Néanmoins, l’affirmation du libre arbitre repose sur le témoignage de la conscience qui elle-même se donne comme libre. Il y a là un cercle vicieux. Dès lors, ne peut-on pas penser l’idée de liberté à partir d’une autre source, à savoir l’expérience morale ?
Lorsqu’il y a choix, il y a un motif. Si tous les motifs se valent, le sujet est dans une situation d’indifférence. Et s’il peut choisir contre un motif valable, il y a comme une indifférence dans la volonté elle-même comme le soutient Descartes (Lettre au père Mesland du 9 février 1645).

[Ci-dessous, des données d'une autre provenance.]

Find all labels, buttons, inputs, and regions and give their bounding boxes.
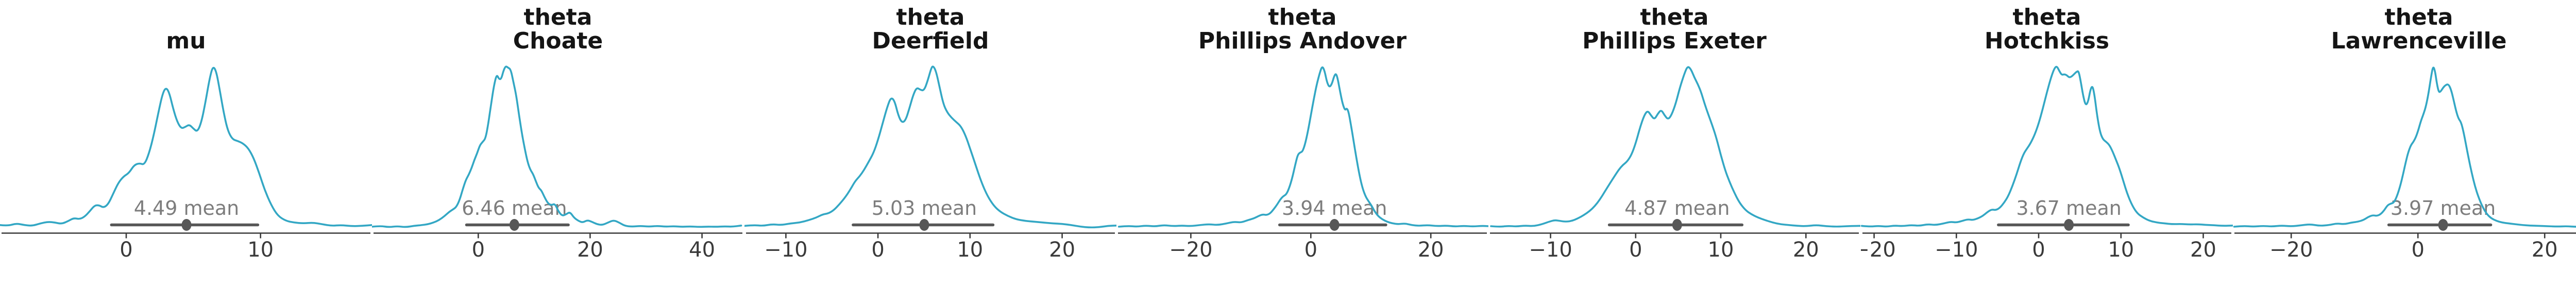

Mais dans les deux cas, cette indifférence est une conscience. Or, des motifs inconscients ou inconnus peuvent déterminer la volonté. Le sujet au sens de la philosophie moderne apparaît alors comme une illusion.

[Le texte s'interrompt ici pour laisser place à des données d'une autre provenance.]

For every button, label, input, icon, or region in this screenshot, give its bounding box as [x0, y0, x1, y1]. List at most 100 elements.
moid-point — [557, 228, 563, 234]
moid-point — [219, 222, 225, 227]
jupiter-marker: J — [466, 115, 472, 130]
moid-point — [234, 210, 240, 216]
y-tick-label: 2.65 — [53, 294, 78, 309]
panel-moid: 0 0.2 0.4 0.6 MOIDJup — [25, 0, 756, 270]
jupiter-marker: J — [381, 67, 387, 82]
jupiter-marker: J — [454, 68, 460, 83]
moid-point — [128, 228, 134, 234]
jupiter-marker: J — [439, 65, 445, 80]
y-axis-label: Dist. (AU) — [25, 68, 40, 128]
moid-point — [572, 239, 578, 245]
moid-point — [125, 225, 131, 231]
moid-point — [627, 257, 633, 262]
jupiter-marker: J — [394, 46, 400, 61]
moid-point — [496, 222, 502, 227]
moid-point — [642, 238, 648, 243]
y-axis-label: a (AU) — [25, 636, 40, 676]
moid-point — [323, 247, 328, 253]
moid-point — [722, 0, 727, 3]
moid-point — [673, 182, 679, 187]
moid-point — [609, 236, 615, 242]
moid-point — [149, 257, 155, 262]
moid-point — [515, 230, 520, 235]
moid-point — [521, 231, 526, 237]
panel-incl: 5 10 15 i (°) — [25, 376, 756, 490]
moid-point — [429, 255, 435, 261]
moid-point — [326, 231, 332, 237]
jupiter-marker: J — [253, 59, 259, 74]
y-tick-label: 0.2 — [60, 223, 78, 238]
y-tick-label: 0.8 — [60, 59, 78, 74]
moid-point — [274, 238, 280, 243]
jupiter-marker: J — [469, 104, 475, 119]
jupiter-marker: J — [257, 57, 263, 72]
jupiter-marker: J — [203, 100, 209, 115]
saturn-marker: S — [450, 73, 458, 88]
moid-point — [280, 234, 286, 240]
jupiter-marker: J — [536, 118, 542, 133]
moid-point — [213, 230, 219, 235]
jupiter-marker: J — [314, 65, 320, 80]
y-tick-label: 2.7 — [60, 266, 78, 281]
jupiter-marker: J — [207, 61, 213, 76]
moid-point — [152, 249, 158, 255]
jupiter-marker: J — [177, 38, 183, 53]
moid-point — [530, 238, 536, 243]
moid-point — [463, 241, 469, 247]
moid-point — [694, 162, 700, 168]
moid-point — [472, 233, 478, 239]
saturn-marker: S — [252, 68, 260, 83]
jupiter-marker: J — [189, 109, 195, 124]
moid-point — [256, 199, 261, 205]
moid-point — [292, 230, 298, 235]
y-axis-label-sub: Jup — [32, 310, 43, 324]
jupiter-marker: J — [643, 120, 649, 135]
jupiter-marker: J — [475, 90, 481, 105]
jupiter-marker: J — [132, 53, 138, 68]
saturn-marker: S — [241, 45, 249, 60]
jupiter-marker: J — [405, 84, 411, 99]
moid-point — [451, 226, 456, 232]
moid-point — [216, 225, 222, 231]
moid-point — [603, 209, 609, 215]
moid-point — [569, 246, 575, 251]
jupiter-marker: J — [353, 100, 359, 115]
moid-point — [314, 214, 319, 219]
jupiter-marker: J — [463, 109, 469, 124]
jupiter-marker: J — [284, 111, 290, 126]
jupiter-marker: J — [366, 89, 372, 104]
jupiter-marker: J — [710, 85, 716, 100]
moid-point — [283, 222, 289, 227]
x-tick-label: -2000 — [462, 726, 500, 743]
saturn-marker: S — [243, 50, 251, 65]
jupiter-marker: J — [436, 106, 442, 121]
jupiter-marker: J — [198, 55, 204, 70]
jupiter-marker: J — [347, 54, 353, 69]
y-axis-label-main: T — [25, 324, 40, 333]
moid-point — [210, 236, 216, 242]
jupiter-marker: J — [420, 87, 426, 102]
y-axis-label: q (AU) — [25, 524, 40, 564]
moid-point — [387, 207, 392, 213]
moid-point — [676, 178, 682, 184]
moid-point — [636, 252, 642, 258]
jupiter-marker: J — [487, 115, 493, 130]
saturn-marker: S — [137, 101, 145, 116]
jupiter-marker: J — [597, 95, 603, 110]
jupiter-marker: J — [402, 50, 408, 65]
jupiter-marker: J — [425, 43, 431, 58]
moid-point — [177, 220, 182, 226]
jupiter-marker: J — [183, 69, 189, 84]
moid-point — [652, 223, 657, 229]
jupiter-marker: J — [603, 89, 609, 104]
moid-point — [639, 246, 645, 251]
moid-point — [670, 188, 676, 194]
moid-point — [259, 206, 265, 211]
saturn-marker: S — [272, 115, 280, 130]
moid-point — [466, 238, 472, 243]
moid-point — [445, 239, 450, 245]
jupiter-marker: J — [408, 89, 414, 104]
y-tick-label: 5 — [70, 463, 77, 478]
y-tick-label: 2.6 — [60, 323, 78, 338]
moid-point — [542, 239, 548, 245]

Il faut donc une expérience qui atteste de la liberté. Selon Kant dans la Critique de la raison pratique, c’est l’expérience morale. Car, toute passion, quelque forte qu’elle soit, peut toujours être combattue par une passion plus forte, ne serait-ce que le désir de vivre. Par contre, l’exigence morale révèle un pouvoir d’agir sans aucun motif sensible. Elle manifeste donc la liberté. Comment l’entendre ?
Négativement, la liberté consiste à pouvoir agir sans être déterminé par quelque cause que ce soit. Ce qui revient à dire que la liberté est la capacité à commencer absolument une série d’actions. Elle s’oppose au principe de causalité selon lequel tout a une cause déterminée ou au déterminisme selon lequel tout a une cause qui est toujours la même.

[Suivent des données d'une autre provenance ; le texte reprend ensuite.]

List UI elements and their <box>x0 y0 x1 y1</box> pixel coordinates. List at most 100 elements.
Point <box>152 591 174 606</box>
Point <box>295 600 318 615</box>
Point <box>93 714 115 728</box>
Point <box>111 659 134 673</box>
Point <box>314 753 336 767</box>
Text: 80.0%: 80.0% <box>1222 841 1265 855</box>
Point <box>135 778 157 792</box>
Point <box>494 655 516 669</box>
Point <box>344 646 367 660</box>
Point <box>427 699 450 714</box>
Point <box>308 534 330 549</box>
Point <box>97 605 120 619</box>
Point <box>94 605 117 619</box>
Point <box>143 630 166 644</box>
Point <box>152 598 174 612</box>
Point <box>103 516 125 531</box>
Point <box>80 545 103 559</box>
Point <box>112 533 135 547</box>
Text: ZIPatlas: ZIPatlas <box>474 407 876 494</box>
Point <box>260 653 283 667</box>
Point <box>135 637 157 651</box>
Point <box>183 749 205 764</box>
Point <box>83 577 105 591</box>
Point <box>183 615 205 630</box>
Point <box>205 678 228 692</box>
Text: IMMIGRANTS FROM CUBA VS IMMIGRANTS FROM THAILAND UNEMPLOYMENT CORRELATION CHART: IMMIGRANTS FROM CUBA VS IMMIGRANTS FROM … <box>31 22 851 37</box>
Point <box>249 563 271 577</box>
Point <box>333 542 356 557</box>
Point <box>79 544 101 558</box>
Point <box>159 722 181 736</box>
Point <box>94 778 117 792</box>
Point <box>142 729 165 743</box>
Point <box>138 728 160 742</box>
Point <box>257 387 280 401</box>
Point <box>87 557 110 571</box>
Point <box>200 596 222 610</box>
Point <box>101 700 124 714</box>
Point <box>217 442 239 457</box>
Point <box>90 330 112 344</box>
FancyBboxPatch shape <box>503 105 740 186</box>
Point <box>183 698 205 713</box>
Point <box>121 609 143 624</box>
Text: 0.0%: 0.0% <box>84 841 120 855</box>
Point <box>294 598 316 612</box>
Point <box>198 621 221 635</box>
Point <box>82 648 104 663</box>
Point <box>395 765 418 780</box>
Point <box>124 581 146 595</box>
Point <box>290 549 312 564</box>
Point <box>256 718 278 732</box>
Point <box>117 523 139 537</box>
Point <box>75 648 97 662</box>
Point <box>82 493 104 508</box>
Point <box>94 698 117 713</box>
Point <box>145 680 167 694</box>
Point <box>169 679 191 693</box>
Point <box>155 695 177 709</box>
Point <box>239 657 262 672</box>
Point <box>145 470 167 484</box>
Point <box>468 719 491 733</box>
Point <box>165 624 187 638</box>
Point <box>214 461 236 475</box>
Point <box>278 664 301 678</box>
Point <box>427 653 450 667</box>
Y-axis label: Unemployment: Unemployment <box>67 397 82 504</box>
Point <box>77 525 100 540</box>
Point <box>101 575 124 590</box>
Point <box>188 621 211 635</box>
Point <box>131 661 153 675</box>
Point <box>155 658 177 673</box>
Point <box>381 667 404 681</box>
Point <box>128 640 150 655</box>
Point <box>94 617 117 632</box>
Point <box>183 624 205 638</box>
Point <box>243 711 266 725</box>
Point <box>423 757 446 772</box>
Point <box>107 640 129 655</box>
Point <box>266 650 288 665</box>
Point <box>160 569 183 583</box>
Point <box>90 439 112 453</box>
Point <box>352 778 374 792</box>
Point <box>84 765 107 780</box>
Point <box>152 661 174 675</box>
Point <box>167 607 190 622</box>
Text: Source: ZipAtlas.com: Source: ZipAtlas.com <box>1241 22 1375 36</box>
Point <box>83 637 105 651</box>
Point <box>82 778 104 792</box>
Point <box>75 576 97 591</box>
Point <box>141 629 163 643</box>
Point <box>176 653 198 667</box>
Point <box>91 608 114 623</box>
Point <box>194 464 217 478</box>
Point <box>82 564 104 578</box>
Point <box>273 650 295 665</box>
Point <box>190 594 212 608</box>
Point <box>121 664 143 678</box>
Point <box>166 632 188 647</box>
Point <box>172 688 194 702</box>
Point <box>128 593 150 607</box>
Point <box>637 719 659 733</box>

Positivement, elle consiste à obéir à la loi morale, c’est-à-dire « Agis de telle façon que la maxime de ton action puisse valoir comme principe d’une législation universelle. » (Critique de la raison pratique, 1788). Autrement dit, parce que le sujet éprouve sa capacité à ce que la raison commande en lui aux mobiles du désir, il découvre ainsi la véritable liberté et donc son appartenance à un autre ordre que la réalité physique ou la matière.
La liberté au sens moral exige qu’on fasse de la liberté l’objectif par excellence de la politique, y compris sur le plan international. Elle sert à définir ledroit naturel, c’est-à-dire le droit en tant qu’il est absolument juste, comme étant « l’ensemble des conditions par lesquelles le libre arbitre de l’un peut s’accorder avec celui de l’autre suivant une loi générale de liberté » (Kant, Doctrine du droit, 1797).
Néanmoins, cette liberté au sens moral ne peut se passer de la notion de libre arbitre. Car finalement, il faut bien expliquer le mal. Il ne peut être dû à autre chose que la liberté pour qu’il puisse être imputé au sujet. Toutefois, il ne peut y avoir de volonté de transgresser en tant que telle la loi morale, sans quoi l’homme serait diabolique. Le mal s’explique par le libre choix de l’intérêt plutôt que celui de la loi morale selon Kant dans La religion dans les limites de la simple raison (1793). Ce retour à la conception de la liberté comme libre arbitre, même seulement conçu comme inversion de l’ordre prioritaire des motifs, rend la conception morale de la liberté impossible à établir. Car le mal comme fait qui réside dans la souffrance et qu’on peut nommer le mal physique ne préjuge pas qu’il y ait un mal moral pour employer la terminologie de Leibniz dans les Essais de théodicée (1710). La morale repose sur la distinction du bien et du mal et présuppose la liberté. On ne peut prouver la liberté par la morale sans cercle vicieux. Dès lors, la liberté n’est-elle pas essentiellement politique ?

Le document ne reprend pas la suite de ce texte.